I’m busy writing my lengthy piece about last Friday evening in Paris and its aftermath. I need to digress, however, to challenge some serious stupid coming from Governor Rick Snyder (R-Mich.)
Steve Inskeep interviewed Governor Snyder today. Here’s the link. Michigan has the country’s largest Arab-American population, excluding California. Governor Snyder was advocating for accepting refugees, until last Friday. And after the attack? He was first in line to say: ”Not now.”
So why stupid? Three reasons, beginning with the response to Steve Inskeep’s first question.
INSKEEP: What concerns you, if anything, about the security check that’s currently in place that takes almost two years in many cases, that involve the National Counterterrorism Center and other agencies?
SNYDER: Well, I wouldn’t single out any specific problem I have with it.
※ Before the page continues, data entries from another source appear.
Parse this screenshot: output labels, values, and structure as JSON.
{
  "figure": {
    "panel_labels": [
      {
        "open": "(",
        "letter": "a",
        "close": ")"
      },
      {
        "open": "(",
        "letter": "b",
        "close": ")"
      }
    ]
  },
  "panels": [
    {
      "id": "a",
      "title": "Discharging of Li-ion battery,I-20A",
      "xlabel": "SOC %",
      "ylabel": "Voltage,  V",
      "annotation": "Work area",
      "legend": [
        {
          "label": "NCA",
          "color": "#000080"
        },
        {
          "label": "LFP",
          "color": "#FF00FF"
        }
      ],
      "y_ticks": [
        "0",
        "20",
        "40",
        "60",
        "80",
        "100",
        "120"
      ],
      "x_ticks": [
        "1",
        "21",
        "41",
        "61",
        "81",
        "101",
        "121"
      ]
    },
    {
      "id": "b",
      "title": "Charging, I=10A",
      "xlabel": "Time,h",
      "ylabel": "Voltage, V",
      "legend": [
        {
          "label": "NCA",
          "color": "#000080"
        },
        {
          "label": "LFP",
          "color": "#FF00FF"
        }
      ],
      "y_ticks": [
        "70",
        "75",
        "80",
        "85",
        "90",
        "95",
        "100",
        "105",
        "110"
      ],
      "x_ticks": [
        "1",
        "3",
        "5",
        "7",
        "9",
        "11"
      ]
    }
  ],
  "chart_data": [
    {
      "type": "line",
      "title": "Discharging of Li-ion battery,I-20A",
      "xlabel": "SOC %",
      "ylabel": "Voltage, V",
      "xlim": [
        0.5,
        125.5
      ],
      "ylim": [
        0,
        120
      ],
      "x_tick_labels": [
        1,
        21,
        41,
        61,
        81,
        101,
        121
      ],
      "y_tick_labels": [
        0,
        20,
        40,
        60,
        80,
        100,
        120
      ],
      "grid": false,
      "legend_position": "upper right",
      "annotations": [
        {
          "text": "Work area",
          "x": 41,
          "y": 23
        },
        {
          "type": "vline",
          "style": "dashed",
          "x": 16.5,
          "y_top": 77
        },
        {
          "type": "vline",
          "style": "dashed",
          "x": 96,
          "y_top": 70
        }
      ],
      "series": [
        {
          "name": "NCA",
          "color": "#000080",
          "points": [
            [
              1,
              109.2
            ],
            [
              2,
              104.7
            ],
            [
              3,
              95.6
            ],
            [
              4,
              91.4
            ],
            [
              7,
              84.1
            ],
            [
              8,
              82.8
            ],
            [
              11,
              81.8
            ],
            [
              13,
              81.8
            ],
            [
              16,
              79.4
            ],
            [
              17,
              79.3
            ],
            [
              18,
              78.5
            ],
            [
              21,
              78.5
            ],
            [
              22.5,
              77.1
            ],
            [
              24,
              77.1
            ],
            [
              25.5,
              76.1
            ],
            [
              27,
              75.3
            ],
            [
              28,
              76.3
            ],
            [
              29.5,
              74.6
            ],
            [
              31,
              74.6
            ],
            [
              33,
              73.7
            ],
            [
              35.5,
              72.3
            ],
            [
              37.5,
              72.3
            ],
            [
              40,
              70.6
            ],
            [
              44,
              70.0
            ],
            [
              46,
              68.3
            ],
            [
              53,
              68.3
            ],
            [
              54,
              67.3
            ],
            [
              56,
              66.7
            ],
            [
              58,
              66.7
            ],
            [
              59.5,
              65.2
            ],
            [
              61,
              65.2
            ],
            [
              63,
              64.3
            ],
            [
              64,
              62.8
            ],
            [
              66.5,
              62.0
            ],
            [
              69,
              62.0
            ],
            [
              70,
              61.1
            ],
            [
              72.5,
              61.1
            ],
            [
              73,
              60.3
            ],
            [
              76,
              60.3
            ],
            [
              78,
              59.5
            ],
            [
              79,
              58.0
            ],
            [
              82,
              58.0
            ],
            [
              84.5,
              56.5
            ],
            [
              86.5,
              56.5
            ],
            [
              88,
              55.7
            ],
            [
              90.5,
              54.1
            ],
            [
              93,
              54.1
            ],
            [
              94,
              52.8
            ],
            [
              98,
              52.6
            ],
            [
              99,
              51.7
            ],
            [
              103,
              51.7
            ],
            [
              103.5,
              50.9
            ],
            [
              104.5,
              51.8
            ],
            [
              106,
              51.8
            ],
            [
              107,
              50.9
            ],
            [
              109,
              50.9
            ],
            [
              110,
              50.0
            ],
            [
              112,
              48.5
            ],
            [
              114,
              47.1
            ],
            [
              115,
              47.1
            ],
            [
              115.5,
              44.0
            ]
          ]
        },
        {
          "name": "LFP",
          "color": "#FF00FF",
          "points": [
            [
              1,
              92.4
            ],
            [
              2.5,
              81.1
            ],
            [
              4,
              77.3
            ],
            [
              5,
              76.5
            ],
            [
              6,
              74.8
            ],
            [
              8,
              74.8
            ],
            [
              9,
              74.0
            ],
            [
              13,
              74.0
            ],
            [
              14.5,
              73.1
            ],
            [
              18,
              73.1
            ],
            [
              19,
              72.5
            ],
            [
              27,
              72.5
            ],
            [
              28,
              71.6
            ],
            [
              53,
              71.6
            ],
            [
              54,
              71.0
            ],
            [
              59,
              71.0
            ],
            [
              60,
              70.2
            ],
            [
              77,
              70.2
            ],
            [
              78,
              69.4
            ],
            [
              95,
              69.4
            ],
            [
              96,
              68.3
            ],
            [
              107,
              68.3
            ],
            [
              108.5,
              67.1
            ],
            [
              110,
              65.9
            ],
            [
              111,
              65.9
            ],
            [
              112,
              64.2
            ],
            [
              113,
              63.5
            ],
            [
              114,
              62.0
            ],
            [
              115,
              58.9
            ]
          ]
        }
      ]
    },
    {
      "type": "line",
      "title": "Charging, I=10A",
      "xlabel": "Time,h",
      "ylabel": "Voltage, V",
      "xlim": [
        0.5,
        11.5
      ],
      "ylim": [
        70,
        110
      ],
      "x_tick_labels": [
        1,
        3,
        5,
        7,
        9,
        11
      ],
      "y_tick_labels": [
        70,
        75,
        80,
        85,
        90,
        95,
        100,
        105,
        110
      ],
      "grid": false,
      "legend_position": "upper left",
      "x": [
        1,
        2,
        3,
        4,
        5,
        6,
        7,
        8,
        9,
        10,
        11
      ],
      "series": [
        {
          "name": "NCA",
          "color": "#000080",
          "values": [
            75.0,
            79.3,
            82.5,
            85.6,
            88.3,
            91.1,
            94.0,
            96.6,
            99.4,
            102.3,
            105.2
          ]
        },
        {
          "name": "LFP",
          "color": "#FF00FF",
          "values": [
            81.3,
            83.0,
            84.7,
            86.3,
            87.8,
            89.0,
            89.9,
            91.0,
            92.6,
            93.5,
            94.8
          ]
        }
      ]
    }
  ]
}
But when you have these events, doesn’t it make sense you should pause and simply say, let’s continue looking at these events? And I really want the federal government to come back and say, you know, we have now made a review of these at least three situations and believe their current system is acceptable or not or that they’re making some modifications. I don’t think that’s an unreasonable thing. I view that as pretty good old-fashioned common sense, you know, being careful and at the same time trying to be proactive.
How, I wonder, does the governor know the federal government is not “looking at these events” and making a review, as he puts it? I cannot imagine our national security team has not looked at the situation. Since 9/11 there have been no terror events within our borders. (Truth be told, I think 30 gun murders per day in the U.S. are pretty terrifying, but I’m guessing Governor Snyder has his Second Amendment, don’t change the subject answer down pat.)
Things get worse. Here’s the next exchange:
INSKEEP: There are people who come to the United States on tourist visas. There are people who don’t even need visas to enter the United States from Western Europe, which is the point of origin for some of the Paris attackers for example. Would you also pause the other ways that people can enter the United States?
SNYDER: Well, I wouldn’t necessarily do that. But again, this is a particular case of this refugee process that there’s a heightened degree of concern. I heard that from our citizens. And this is a case where I think there’s a lot of concern in the general public. And actually, I believe this review process could give people more comfort that the right things were being done as opposed to just simply ignoring these terrible incidents around the world. Isn’t it better to say we’re being cognizant of it? We’re recognizing they’re things that need to be reviewed and considered and after that review and consideration, if they come out and say we believe they have the right process, then we can instill more confidence in our citizens to make it a more accepting process for refugees.
No, no, no, Governor Snyder doesn’t want to stop letting in people who haven’t been screened for two years, etc. People entering on education and travel visas—like the 9-11 crew, who were here on expired visas—are welcome, with no pause. Why? As Deep Throat said, “follow the money.” Making it hard for people to enter our country costs money, both to screen lots more people, and because many people will opt for other vacation destinations, shrinking our tourism industry.
Then it really goes downhill.
INSKEEP: So suppose President Obama picked up the phone and called you this evening and said, Governor, I heard about your concern, we looked into it and it turns out we do have a strong review process. It takes up to a couple of years and we think it’s good. Would you be satisfied?
SNYDER: That would be helpful. I would have to say what’s going on in the actual conversation. But I put that out on the table to begin with. I actually wrote a letter – I think it was on Monday – to Secretary of State Kerry, and Secretary of Homeland Security Johnson, basically asking for that, asking that the review be made and please respond to my letter, that you’re confident we have the appropriate practices in place. So I’m hopefully going to get a response to the letter I sent them.
So, if President Obama would extend me the courtesy of a phone call, I might be down with this. Really?
There’s a lot of silly going on. Buck up, people. Something bad might happen, for sure, and if we want to fix something, the visa program might be a good starting place. That said, let’s have a little faith in the government which has kept us safe from foreign terrorists for more than 14 years.